El Gobierno no habla de otra cosa: está jugado a convencer a los colombianos de que concederles todo a las Farc es la paz y que el plebiscito para refrendar los acuerdos de La Habana será la decisión más importante de nuestras vidas, como si las decisiones importantes no fueran, a menudo, malas decisiones.

Y como no gobierna, la economía sigue mostrando señales de que va cayendo por el despeñadero. Standard & Poor’s nos había rebajado la calificación de riesgo en febrero y ahora lo acaban de hacer Fitch Ratings y Moody’s. Incluso, las empresas de EE. UU. que operan en Colombia están preocupadas por el alto nivel impositivo, lo que está espantando la inversión extranjera.

Entretanto, crece la incertidumbre por cosas como la llegada de 30 militares cubanos entre los 500 delegados de la ONU que realizarán tareas de verificación de los acuerdos de paz con las Farc. Para muchos, una alharaca desmedida por un asunto de poca monta. Pero es desde Cuba que se han alimentado las revoluciones socialistas en países de la región —y hasta en África—, y ese puñado es apenas el comienzo. En Venezuela se habla de la presencia de unos 80.000 agentes cubanos, y hay quienes aseguran que en nuestro país hay, hace años, miles de integrantes del temible G2 cubano en diversas tareas.

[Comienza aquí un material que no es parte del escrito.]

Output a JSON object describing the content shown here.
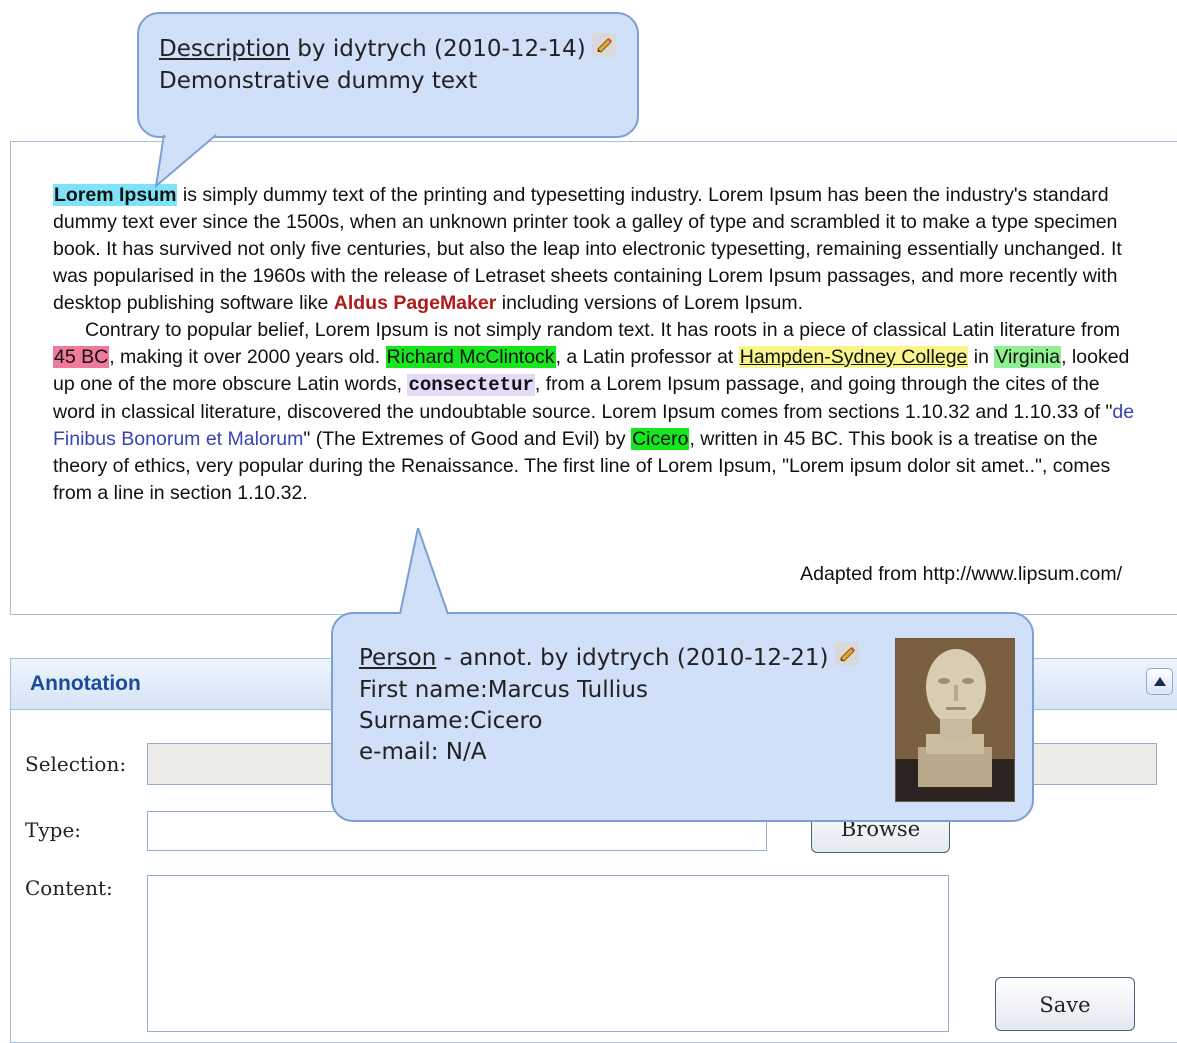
{
  "document": {
    "paragraph1": {
      "highlight_desc": "Lorem Ipsum",
      "text1": " is simply dummy text of the printing and typesetting industry. Lorem Ipsum has been the industry's standard dummy text ever since the 1500s, when an unknown printer took a galley of type and scrambled it to make a type specimen book. It has survived not only five centuries, but also the leap into electronic typesetting, remaining essentially unchanged. It was popularised in the 1960s with the release of Letraset sheets containing Lorem Ipsum passages, and more recently with desktop publishing software like ",
      "brand": "Aldus PageMaker",
      "text2": " including versions of Lorem Ipsum."
    },
    "paragraph2": {
      "t1": "Contrary to popular belief, Lorem Ipsum is not simply random text. It has roots in a piece of classical Latin literature from ",
      "date": "45 BC",
      "t2": ", making it over 2000 years old. ",
      "person1": "Richard McClintock",
      "t3": ", a Latin professor at ",
      "place": "Hampden-Sydney College",
      "t4": " in ",
      "location": "Virginia",
      "t5": ", looked up one of the more obscure Latin words, ",
      "term": "consectetur",
      "t6": ", from a Lorem Ipsum passage, and going through the cites of the word in classical literature, discovered the undoubtable source. Lorem Ipsum comes from sections 1.10.32 and 1.10.33 of \"",
      "link": "de Finibus Bonorum et Malorum",
      "t7": "\" (The Extremes of Good and Evil) by ",
      "person2": "Cicero",
      "t8": ", written in 45 BC. This book is a treatise on the theory of ethics, very popular during the Renaissance. The first line of Lorem Ipsum, \"Lorem ipsum dolor sit amet..\", comes from a line in section 1.10.32."
    },
    "source_note": "Adapted from http://www.lipsum.com/"
  },
  "description_bubble": {
    "type_label": "Description",
    "meta": " by idytrych (2010-12-14)",
    "text": "Demonstrative dummy text"
  },
  "person_bubble": {
    "type_label": "Person",
    "meta": " - annot. by idytrych (2010-12-21)",
    "first_name": "First name:Marcus Tullius",
    "surname": "Surname:Cicero",
    "email": "e-mail: N/A"
  },
  "annotation_panel": {
    "title": "Annotation",
    "selection_label": "Selection:",
    "type_label": "Type:",
    "content_label": "Content:",
    "browse_label": "Browse",
    "save_label": "Save"
  },
  "colors": {
    "description_highlight": "#7fe3f7",
    "date_highlight": "#f07a9a",
    "person_highlight": "#17e61e",
    "place_highlight": "#f8f58a",
    "location_highlight": "#8ef08e",
    "term_highlight": "#e4d9f7",
    "bubble_fill": "#cfe0f8",
    "panel_title": "#1b4b9a"
  }
}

Eso contrasta con el trato que están recibiendo los refugiados cubanos que están hacinados en Turbo (Antioquia) en espera de lograr hacer tránsito a Panamá con destino final a Estados Unidos. Colombia piensa deportarlos hacia su país de origen a pesar de que allí correrían peligro. Algo similar ocurre con los venezolanos, a los que ahora Colombia les cierra la frontera dizque para evitar el riesgo de una estampida ante la avalancha de gentes desesperadas por comprar aquí comida y medicinas. Solo falta que la Cancillería ordene la persecución y captura de los cientos de venezolanos que están instalándose en Colombia, huyendo de la miseria a que los ha sometido el Socialismo del Siglo XXI.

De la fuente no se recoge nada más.